Paving digital desire paths
Desire paths are unofficial shortcuts that demonstrate how people tend to take the path of least resistance. As software designers, we can learn from urban planners: desire paths are a form of user feedback, and by taking users’ digital “desire paths” into account, we can create better software.
If you’ve ever seen unofficial shortcuts of dirt and flattened grass cutting through hedges or around corners, you’ve seen what urban planners call “desire paths.” Desire paths are common enough across cultures that they have many different names: desire lines, cow paths, kemonomichi (“beast trails”), chemins de l’âne (“donkey paths”), and Olifantenpad (“elephant trails”).
Importantly, desire paths aren’t just the result of one person deciding where to go: they’re the result of many people making the same choices independently. People often make similar choices when navigating an environment because people are naturally drawn toward the path of least resistance. Scientific studies have shown that our decision-making is heavily influenced by how difficult we think the different options will be. So when the official paved path isn’t the most direct route to where you want to go, you might decide to walk a more direct, unofficial path instead.
Desire paths can also emerge when hikers want to admire scenery just off the official path, or when pedestrians want to avoid car traffic. In any case, desire paths are physical evidence of how people feel about their environment. One desire path might say, “It takes too long to get from this building to the carpark,” and another might say, “I want to get a better look at this beautiful lake.”
The urban planners, architects, and park rangers who are responsible for designing and maintaining physical spaces sometimes think of desire paths as a problem to be stopped. They can try to address this “problem” by blocking off desire paths with fences, large rocks, or strongly worded signs.
But when viewed from a different perspective, desire paths can actually point us toward better solutions. After all, desire paths give us real information about what pedestrians actually want — and knowing what pedestrians want allows designers to craft spaces that better match people’s needs. For example, rather than taking a top-down approach to pathway design, architects for several different college campuses, such as Virginia Tech, Illinois Institute of Technology, Michigan State University, and Reed College, waited to see which routes students would take before deciding where to place paved paths.

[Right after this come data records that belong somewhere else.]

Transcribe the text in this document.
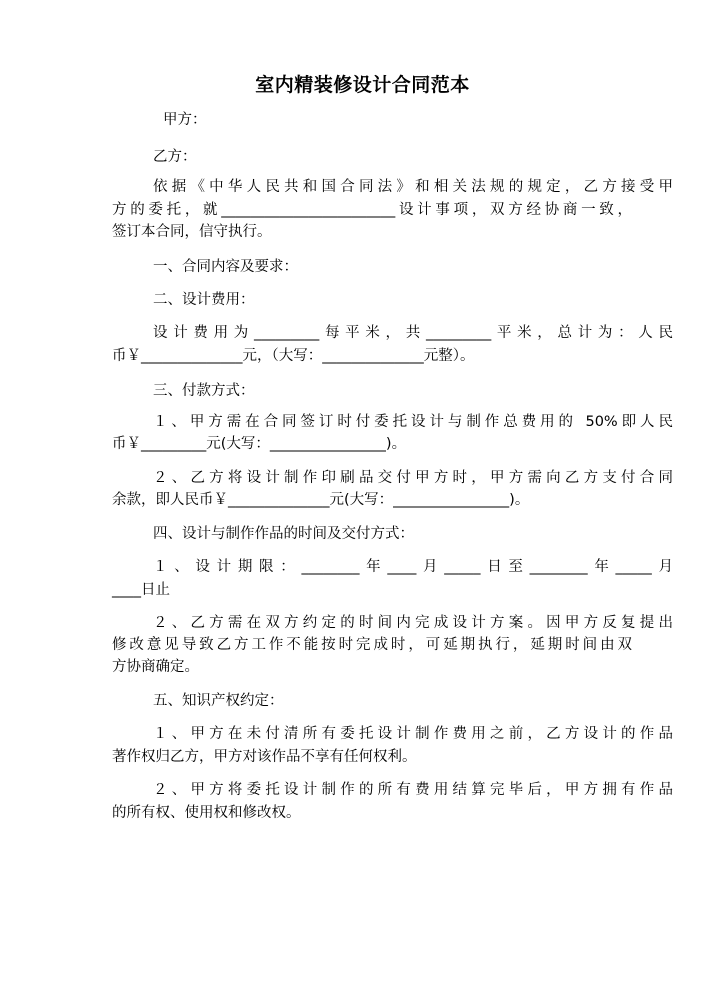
室内精装修设计合同范本
甲方：
乙方：
依据《中华人民共和国合同法》和相关法规的规定，乙方接受甲
方的委托，就________________________设计事项，双方经协商一致，
签订本合同，信守执行。
一、合同内容及要求：
二、设计费用：
设计费用为_________每平米，共_________平米，总计为：人民
币￥______________元，（大写：______________元整）。
三、付款方式：
１、甲方需在合同签订时付委托设计与制作总费用的 50%即人民
币￥_________元(大写：________________)。
２、乙方将设计制作印刷品交付甲方时，甲方需向乙方支付合同
余款，即人民币￥______________元(大写：________________)。
四、设计与制作作品的时间及交付方式：
１、设计期限：________年____月_____日至________年_____月
____日止
２、乙方需在双方约定的时间内完成设计方案。因甲方反复提出
修改意见导致乙方工作不能按时完成时，可延期执行，延期时间由双
方协商确定。
五、知识产权约定：
１、甲方在未付清所有委托设计制作费用之前，乙方设计的作品
著作权归乙方，甲方对该作品不享有任何权利。
２、甲方将委托设计制作的所有费用结算完毕后，甲方拥有作品
的所有权、使用权和修改权。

The same phenomena that create desire paths in physical spaces apply just as much in digital spaces. If users want to accomplish a particular task using a digital tool, they will find a way — whether the product supports it natively or not. On Tumblr, for example, the lack of a dedicated comments section meant that users started using the tags section of posts — intended to be used for searchable keywords — to express their opinions on shared content. Despite being a tool originally designed for financial calculations, spreadsheets are often used as databases the world over (sometimes to disastrous consequences).
As software designers, what can we learn from the unintended uses of our products? Do we take an authoritarian approach, putting additional restrictions on our products to discourage undesired behavior? Or do we embrace these unauthorized solutions, ”paving” the digital pathways that our users have created for themselves?
Twitter has several of the most famous examples of paved digital desire paths. When users needed a way to create extremely specific search terms, they started appending the octothorpe symbol (#) to the beginning of words and phrases to create what are now formally supported in the product as “hashtags.” When users started manually putting “RT” at the beginning of tweets when sharing text authored by other users, Twitter eventually created an official “retweet” feature to accommodate this practice.
Email has been around for over half a century, and in that time people have used email in surprising and unintended ways. So when designing our own product, Twobird, we looked at common email hacks to craft a better email experience. For example, email was designed to allow people to communicate with each other — but users often email themselves notes and reminders. With this in mind, we built notes and reminders directly into the email experience as a first-class feature, so that you can more easily capture your ideas and store them in the same inbox you already use to manage your day.
Another common trend that we noticed was people using their unread emails as an ad-hoc todo list. They use the unread function — originally designed to indicate an email that hadn’t been read — to indicate an email that requires further action at some point in the future. Why? Well, unread emails stand out visually in the inbox, and marking an email as unread is an easy one-click action. And since we spend so much time in our inboxes anyway, having a to-do list in your inbox means you’re less likely to forget about important tasks.
This digital desire path indicates that people want to see which tasks require their attention, without having to expend unnecessary effort. With this in mind, we designed the Twobird inbox to make it even easier for users to see their to-dos: the top of the inbox contains the to-do section, which includes unread email threads, notes, and triggered reminders. We even added a to-do field that makes adding new tasks to your inbox seamless.
Being a product designer requires understanding users’ desires, and you can learn a lot about users’ desires by analyzing their workarounds and shortcuts. Users are neither inherently correct nor incorrect when they take the path of least resistance. However, if you want users to behave in a certain way, you need to create an environment in which the easiest choice for them to make is the one that you want them to make.